1つは、インターネットの登場とテクノロジーの発展によって、個人間でのやり取りが、簡単にできるようになったことです。自分が持っているものと相手が必要としているものを「見て」知ることができる。
時間や距離という制約を越えて、複数の人との貸し借りや売買、その他のやり取りが一瞬で可能になる。
さらに、位置情報の活用や決済システムの進化などにより、個人間でのやり取りは現在進行形で、よりスムーズに、便利になってきています。

もう1つは、個人のあいだでも社会のあいだでも、シェアという思想への共感が広がりつつあること。
拙著『シェアライフ』でも詳しく解説していますが、現代では、「組織中心」から「個人中心」の社会へとパワーシフトが起こり、「豊かさ」の概念が物質的なものから内面的なものへ変化しています。
そんな中で、個人間の信頼関係を大切にすることで成り立つシェアが共感を呼ぶのは、必然的といえます。
このような背景から、「シェア=新たな社会をつくるもの」としての可能性が注目されているのです。
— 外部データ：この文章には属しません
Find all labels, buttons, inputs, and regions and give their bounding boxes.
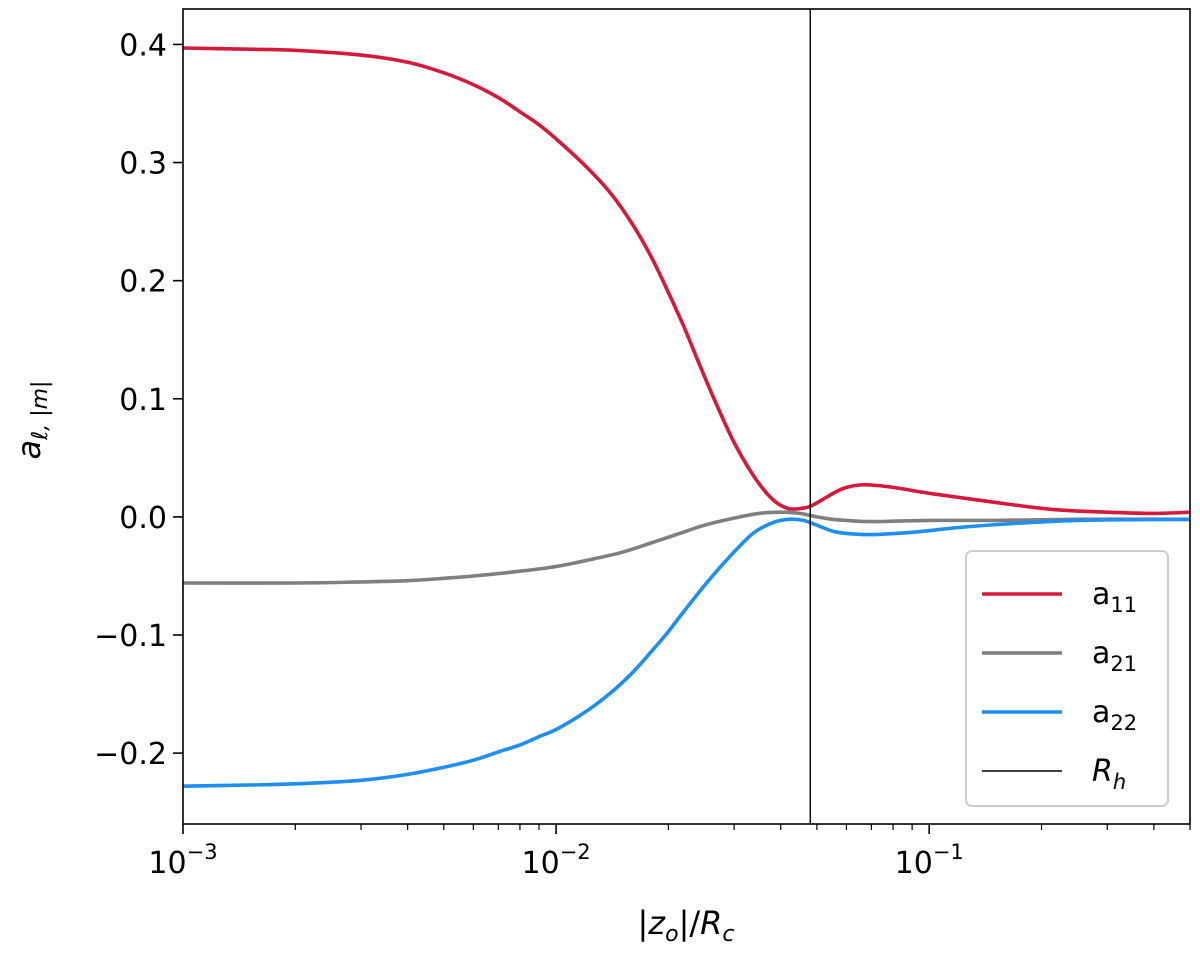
legend-label-sub: 21 (1110, 652, 1137, 676)
x-tick-base: 10 (522, 846, 560, 881)
y-tick-label: −0.2 (94, 737, 167, 772)
legend-label-sub: 11 (1110, 593, 1137, 617)
x-tick-exp: −2 (560, 840, 591, 864)
legend-label-sub: h (1113, 770, 1126, 794)
y-tick-label: 0.1 (119, 383, 167, 418)
legend-label-rh: Rh (1092, 754, 1126, 794)
legend-label-base: a (1092, 577, 1110, 612)
series-line-a11 (183, 46, 1190, 516)
x-tick-label: 10−1 (895, 840, 964, 881)
legend-label-a22: a22 (1092, 695, 1137, 735)
x-axis-label: |zo|/Rc (638, 904, 735, 947)
x-tick-exp: −3 (187, 840, 218, 864)
y-tick-label: −0.1 (94, 619, 167, 654)
legend-label-a11: a11 (1092, 577, 1137, 617)
series-line-a22 (183, 517, 1190, 788)
x-tick-base: 10 (895, 846, 933, 881)
y-axis: 0.4 0.3 0.2 0.1 0.0 −0.1 −0.2 (94, 28, 183, 772)
legend-box (965, 550, 1169, 807)
y-tick-label: 0.2 (119, 265, 167, 300)
legend-label-sub: 22 (1110, 711, 1137, 735)
plot-frame (182, 8, 1191, 825)
y-tick-label: 0.4 (119, 28, 167, 63)
y-axis-label: aℓ, |m| (10, 381, 53, 460)
legend-label-base: a (1092, 695, 1110, 730)
series-line-a21 (183, 510, 1190, 585)
series-layer (183, 46, 1190, 788)
legend-label-base: a (1092, 636, 1110, 671)
x-tick-label: 10−2 (522, 840, 591, 881)
y-tick-label: 0.0 (119, 501, 167, 536)
legend-label-base: R (1092, 754, 1113, 789)
y-tick-label: 0.3 (119, 147, 167, 182)
x-tick-exp: −1 (933, 840, 964, 864)
legend-label-a21: a21 (1092, 636, 1137, 676)
x-tick-label: 10−3 (148, 840, 217, 881)
x-axis: 10−3 10−2 10−1 (148, 824, 1191, 881)
x-tick-base: 10 (148, 846, 186, 881)
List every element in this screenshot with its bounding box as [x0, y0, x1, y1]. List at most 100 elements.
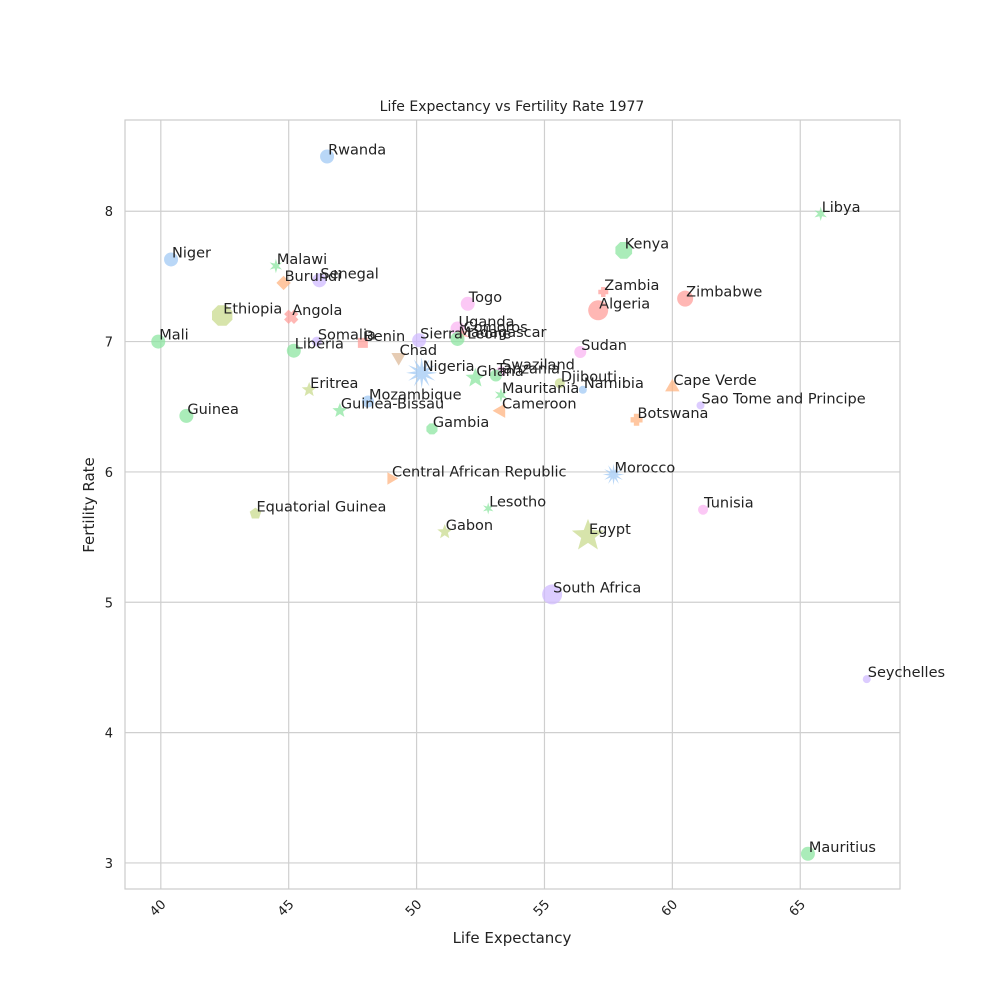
- point-label: Uganda: [459, 315, 515, 331]
- point-label: Kenya: [625, 236, 669, 252]
- point-label: Rwanda: [328, 142, 386, 158]
- point-label: Mauritius: [809, 840, 876, 856]
- point-label: Cameroon: [502, 397, 577, 413]
- data-point: [800, 846, 815, 861]
- data-point: [284, 309, 299, 324]
- point-label: Mauritania: [502, 381, 579, 397]
- point-label: Burundi: [285, 269, 342, 285]
- y-tick-label: 8: [105, 205, 113, 220]
- data-point: [426, 423, 438, 435]
- point-label: Niger: [172, 245, 211, 261]
- data-point: [492, 403, 506, 418]
- x-tick-label: 55: [531, 897, 553, 919]
- point-label: South Africa: [553, 580, 641, 596]
- point-label: Somalia: [318, 328, 376, 344]
- x-tick-label: 45: [275, 897, 297, 919]
- point-label: Zambia: [604, 278, 659, 294]
- x-tick-label: 50: [403, 897, 425, 919]
- data-point: [151, 334, 166, 349]
- point-label: Egypt: [589, 522, 631, 538]
- data-point: [164, 252, 179, 267]
- data-point: [465, 367, 486, 387]
- data-point: [456, 326, 469, 341]
- point-label: Gabon: [446, 518, 493, 534]
- y-tick-label: 7: [105, 336, 113, 351]
- data-point: [361, 395, 374, 408]
- data-point: [286, 343, 301, 358]
- point-label: Libya: [822, 200, 861, 216]
- point-label: Algeria: [599, 296, 650, 312]
- x-tick-label: 60: [659, 897, 681, 919]
- point-label: Equatorial Guinea: [256, 500, 386, 516]
- y-tick-label: 5: [105, 596, 113, 611]
- point-label: Sao Tome and Principe: [701, 391, 865, 407]
- data-point: [179, 408, 194, 423]
- point-label: Ethiopia: [223, 302, 282, 318]
- point-label: Namibia: [584, 376, 644, 392]
- data-point: [615, 242, 633, 259]
- point-label: Morocco: [615, 461, 676, 477]
- point-label: Chad: [400, 343, 437, 359]
- data-point: [460, 296, 475, 311]
- point-label: Sudan: [581, 338, 627, 354]
- data-point: [387, 472, 399, 485]
- data-point: [814, 206, 827, 221]
- data-point: [269, 258, 283, 274]
- x-tick-label: 40: [147, 897, 169, 919]
- point-label: Mozambique: [369, 388, 462, 404]
- point-label: Botswana: [638, 406, 709, 422]
- chart-title: Life Expectancy vs Fertility Rate 1977: [380, 99, 645, 115]
- data-point: [696, 401, 705, 410]
- point-label: Madagascar: [459, 325, 547, 341]
- y-tick-label: 4: [105, 727, 113, 742]
- data-point: [249, 507, 262, 519]
- y-tick-label: 6: [105, 466, 113, 481]
- data-point: [320, 149, 335, 164]
- point-label: Tanzania: [496, 361, 560, 377]
- data-point: [588, 300, 609, 321]
- data-point: [489, 369, 502, 382]
- point-label: Zimbabwe: [686, 285, 762, 301]
- data-point: [665, 378, 680, 392]
- data-point: [554, 378, 565, 389]
- data-point: [450, 331, 465, 346]
- y-axis-label: Fertility Rate: [80, 457, 98, 553]
- y-tick-label: 3: [105, 857, 113, 872]
- point-labels: Rwanda Libya Niger Malawi Kenya BurundiSenega…: [159, 142, 945, 855]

従来の私たちの生活は、基本的には、企業がつくったものを買い、所有し、消費する「BtoC(Business to Consumer)」のモデルで成り立ってきました。
これに対して、シェアリングエコノミーは、「CtoC(Consumer to Consumer)」というモデルを可能にしました。
個人が使っていないモノやスペース、時間や知識、スキルまで、あらゆるものが商品になり、個人がサービスの提供者となることができます。
さらに、自分たちで値段を決めたり、あるいは無償で譲り合ったりと、企業ではなく個人の裁量に基づいてやり取りできるのです。

個人と個人が生み出す新しい経済の形
このCtoCモデルをサービスにしたのが、「プラットフォーム」と呼ばれる、個人間のシェアを仲介する場を提供する企業です。
2008年ごろからアメリカを中心に始まり、一気に広がりました。

例えば、宿泊場所を提供したいホストと宿泊したい人を結ぶ、民泊シェアプラットフォーム「Airbnb」や、
自家用車を有効活用したいドライバーと、乗せてほしい人をつなぐライドシェアプラットフォーム「Uber」などが代表例です。
その勢いはアメリカにとどまらず、ヨーロッパや韓国、中国、東南アジアなど世界中に広がっています。
日本ではまだまだ「シェアプラットフォーム=海外のサービス」という認識が強いですが、私が事務局長を務めている「シェアリングエコノミー協会」に属するシェアサービス企業は約280社、そのうちの9割以上が日本の企業です。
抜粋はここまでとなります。